OTTAWA – An independent investigation has cleared Green party leader Elizabeth May over allegations of workplace harassment, the party said Thursday.
It said the third-party investigator found the accusations against the leader to be without merit.
The probe by lawyer Sheila Block, a partner with Toronto law firm Torys LLP, began in January after three former party employees accused May of bullying. They said May yelled at and insulted employees and created a hostile work environment.
May vehemently denied the allegations at the time and insisted she’s “not a bully.”
“I am consistently opposed to bullying. I’ve stood up to bullying numerous times,” May told reporters after the accusations were revealed.
She asked for the investigation.
Rob Rainer, one of the accusers, was interim director of the party for seven months in 2014. Rainer said in January there had been four or five instances where he was verbally abused or harassed by May, including being “disparaged” by her in front of colleagues. Rainer said he came forward with his experiences because he heard other staffers were being bullied.
The party was quick to defend May and said she was being held to a different standard than male leaders. “A man with these qualities is admired for his leadership,” the party wrote in a statement. “A woman is portrayed as overbearing and bullying. These outdated gender stereotypes have no place in 21st century Canada.”
Block’s team interviewed two of the three complainants, as well as May and a number of other individuals as part of the investigation. Block also reviewed documents relevant to the complaints, emails and personal files and concluded that the allegations did not constitute workplace harassment.

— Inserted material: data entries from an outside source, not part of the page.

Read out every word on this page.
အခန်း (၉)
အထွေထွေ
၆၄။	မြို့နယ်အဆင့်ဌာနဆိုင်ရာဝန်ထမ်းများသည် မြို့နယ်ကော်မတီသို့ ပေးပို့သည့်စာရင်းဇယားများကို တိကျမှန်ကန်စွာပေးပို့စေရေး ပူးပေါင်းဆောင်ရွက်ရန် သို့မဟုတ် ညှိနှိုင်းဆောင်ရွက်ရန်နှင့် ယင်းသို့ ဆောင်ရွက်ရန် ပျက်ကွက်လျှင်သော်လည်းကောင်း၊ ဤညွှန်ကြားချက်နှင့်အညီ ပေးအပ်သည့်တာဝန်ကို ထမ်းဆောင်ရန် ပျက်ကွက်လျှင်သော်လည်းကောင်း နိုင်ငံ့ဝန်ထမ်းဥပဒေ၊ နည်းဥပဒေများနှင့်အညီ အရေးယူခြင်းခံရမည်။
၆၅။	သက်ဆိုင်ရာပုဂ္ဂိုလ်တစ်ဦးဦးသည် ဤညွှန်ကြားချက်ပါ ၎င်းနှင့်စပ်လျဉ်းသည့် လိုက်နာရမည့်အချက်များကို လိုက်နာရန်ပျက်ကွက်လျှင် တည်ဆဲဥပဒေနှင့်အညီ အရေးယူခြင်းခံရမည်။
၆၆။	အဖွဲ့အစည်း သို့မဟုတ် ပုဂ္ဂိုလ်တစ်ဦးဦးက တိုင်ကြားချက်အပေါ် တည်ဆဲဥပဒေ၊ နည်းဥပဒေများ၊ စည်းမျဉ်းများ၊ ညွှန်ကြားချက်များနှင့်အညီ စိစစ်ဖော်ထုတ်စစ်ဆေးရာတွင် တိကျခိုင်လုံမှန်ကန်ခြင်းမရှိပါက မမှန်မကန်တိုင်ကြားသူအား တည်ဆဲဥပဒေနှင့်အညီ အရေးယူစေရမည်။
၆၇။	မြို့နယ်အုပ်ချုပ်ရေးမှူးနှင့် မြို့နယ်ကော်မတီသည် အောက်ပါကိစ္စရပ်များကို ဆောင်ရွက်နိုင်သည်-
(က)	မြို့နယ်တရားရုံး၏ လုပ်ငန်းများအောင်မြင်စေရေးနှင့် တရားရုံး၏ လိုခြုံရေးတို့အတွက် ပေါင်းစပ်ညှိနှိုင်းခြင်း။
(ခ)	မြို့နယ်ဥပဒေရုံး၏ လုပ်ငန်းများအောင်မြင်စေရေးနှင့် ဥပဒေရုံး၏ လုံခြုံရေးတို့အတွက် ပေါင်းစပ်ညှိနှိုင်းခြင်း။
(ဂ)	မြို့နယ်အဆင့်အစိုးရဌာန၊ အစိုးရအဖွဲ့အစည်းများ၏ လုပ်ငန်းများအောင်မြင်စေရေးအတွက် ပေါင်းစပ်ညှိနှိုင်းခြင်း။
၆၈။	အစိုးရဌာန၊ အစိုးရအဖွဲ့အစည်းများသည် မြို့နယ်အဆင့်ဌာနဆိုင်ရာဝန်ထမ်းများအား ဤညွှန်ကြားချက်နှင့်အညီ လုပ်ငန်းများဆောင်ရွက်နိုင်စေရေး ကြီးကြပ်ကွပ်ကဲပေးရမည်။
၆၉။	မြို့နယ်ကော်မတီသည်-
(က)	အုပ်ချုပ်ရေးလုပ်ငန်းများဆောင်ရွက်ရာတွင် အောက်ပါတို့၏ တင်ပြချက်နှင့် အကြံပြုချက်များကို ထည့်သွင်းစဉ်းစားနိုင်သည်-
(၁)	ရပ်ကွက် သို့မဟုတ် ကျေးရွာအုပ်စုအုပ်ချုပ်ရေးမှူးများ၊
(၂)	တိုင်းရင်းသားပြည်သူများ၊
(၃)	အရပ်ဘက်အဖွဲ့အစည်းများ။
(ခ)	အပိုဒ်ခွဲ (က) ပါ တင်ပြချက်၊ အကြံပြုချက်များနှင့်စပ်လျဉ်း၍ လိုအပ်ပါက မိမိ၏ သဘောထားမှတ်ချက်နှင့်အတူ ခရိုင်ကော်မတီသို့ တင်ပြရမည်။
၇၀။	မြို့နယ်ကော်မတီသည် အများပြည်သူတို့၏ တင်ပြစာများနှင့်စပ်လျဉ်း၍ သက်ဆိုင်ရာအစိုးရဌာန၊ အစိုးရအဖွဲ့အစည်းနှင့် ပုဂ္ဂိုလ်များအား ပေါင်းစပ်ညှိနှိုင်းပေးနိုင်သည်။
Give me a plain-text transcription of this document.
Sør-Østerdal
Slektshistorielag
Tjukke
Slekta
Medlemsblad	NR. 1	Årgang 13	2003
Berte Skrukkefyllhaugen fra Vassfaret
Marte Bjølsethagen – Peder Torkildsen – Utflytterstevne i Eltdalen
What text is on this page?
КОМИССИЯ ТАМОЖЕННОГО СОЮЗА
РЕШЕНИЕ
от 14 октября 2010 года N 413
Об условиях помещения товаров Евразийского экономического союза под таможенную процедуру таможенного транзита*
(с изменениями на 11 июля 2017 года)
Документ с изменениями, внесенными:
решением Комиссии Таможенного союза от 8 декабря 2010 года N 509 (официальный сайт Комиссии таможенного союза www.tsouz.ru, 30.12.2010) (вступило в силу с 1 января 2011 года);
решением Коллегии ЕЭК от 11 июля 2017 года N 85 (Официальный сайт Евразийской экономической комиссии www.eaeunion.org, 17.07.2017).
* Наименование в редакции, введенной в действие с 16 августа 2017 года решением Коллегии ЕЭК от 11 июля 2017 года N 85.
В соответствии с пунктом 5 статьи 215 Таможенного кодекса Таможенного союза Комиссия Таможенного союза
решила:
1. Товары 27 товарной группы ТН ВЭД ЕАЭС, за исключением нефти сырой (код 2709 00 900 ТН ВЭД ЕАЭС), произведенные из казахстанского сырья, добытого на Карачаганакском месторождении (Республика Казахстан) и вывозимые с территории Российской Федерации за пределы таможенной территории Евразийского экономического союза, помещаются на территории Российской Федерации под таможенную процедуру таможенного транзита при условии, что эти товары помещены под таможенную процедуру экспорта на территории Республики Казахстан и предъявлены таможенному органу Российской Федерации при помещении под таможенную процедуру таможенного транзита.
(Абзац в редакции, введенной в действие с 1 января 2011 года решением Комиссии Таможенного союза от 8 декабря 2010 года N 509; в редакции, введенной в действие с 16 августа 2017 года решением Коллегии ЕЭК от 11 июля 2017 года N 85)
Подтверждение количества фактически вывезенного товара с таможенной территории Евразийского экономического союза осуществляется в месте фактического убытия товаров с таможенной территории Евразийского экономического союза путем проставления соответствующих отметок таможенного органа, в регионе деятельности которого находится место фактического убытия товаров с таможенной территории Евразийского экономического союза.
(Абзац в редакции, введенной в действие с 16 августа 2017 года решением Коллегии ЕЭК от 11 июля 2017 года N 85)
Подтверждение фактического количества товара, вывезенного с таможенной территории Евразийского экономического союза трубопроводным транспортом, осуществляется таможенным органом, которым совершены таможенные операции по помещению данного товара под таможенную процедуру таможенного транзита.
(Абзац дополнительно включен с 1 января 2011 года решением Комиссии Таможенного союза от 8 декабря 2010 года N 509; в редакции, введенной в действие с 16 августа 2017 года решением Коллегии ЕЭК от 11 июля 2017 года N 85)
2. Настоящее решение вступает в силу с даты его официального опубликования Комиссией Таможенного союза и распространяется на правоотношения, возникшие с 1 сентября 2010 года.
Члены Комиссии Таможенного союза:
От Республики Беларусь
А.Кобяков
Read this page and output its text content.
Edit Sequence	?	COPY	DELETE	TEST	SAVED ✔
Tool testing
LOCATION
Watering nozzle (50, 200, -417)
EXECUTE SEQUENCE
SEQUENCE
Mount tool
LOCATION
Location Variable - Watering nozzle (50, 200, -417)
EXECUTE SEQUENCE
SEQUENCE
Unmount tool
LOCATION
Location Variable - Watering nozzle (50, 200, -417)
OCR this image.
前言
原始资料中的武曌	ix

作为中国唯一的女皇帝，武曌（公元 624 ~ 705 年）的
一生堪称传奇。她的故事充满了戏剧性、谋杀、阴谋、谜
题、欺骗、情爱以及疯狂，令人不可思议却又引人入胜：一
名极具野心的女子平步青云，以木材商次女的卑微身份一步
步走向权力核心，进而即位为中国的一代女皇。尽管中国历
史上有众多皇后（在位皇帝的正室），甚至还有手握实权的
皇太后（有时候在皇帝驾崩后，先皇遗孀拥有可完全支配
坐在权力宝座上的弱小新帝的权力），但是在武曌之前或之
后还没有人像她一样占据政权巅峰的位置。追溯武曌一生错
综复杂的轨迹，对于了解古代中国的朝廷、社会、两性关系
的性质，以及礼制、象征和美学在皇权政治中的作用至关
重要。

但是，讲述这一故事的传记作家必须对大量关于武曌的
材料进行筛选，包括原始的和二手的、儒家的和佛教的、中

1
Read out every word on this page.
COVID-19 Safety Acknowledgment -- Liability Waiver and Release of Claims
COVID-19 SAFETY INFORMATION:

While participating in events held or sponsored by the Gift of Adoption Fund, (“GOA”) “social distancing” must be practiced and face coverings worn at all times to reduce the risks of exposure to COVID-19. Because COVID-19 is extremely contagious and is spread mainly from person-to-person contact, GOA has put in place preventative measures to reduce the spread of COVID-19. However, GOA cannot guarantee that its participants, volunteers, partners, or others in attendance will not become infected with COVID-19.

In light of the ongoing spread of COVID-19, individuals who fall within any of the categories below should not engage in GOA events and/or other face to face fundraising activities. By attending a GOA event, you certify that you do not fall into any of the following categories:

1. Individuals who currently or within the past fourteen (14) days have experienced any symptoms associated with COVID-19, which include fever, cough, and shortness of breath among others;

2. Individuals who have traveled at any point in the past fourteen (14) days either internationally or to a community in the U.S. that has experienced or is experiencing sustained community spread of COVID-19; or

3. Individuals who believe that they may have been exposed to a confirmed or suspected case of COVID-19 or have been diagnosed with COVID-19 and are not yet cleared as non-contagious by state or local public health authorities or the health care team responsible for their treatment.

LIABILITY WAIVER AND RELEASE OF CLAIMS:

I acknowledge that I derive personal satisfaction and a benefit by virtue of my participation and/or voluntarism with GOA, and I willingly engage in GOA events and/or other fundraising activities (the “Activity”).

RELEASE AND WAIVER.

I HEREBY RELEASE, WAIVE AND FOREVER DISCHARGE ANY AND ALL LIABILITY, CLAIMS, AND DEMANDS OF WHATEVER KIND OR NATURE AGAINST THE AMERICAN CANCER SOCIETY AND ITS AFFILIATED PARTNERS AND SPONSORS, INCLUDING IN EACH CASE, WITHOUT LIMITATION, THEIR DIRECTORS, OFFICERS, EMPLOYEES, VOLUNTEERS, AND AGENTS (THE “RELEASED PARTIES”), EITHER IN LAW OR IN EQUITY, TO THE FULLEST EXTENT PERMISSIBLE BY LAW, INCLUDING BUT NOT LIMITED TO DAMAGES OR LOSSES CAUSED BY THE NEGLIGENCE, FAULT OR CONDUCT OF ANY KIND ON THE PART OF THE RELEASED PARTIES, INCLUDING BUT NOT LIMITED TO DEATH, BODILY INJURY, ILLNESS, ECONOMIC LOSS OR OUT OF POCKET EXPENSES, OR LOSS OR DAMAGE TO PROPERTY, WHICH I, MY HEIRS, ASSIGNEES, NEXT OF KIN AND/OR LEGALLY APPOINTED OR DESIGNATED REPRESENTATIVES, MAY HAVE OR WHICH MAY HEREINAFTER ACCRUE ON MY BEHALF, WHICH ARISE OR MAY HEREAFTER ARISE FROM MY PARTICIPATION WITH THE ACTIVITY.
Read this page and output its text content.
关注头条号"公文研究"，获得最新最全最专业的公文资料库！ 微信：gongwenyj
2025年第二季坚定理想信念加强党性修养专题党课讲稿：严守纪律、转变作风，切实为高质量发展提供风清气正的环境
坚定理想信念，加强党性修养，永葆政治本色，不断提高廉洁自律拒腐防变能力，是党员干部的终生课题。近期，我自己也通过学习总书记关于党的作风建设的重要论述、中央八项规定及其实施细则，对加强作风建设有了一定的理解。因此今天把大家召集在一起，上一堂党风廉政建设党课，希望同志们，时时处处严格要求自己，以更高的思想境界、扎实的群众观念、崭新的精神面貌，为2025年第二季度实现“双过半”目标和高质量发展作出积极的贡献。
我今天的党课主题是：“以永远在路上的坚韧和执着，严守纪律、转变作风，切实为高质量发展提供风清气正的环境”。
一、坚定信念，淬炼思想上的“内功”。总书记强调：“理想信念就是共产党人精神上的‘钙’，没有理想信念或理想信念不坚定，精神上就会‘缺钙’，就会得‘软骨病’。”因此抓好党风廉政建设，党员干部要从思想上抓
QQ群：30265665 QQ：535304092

In an executive summary, she said that in her interview with Rainer, he made nine allegations of workplace harassment against May, seven of which involved allegations of harassment against him. Block’s team determined that Rainer and May did not like each other or work well together.
Block’s team found that seven of Rainer’s complaints did not constitute workplace harassment and the others fell outside the investigation’s mandate.
Vanessa Brustolin, another of the accusers, said she did not participate in the investigation.
“The Green party of Canada would never have commissioned a report which would have been unfavourable to Elizabeth May. The Green party of Canada is Elizabeth May,” Brustolin wrote in a statement.
Brustolin said the report made no mention of her job performance and cited tension between her and her superior, to whom she complained about May.
Diana Nunes, the second accuser who was interviewed, did not bring forward specific allegations of harassment and instead raised concerns about May’s treatment of others and general issues with the party.
The party says the investigation is closed and the full report will remain confidential because it identifies individuals not party to the complaints.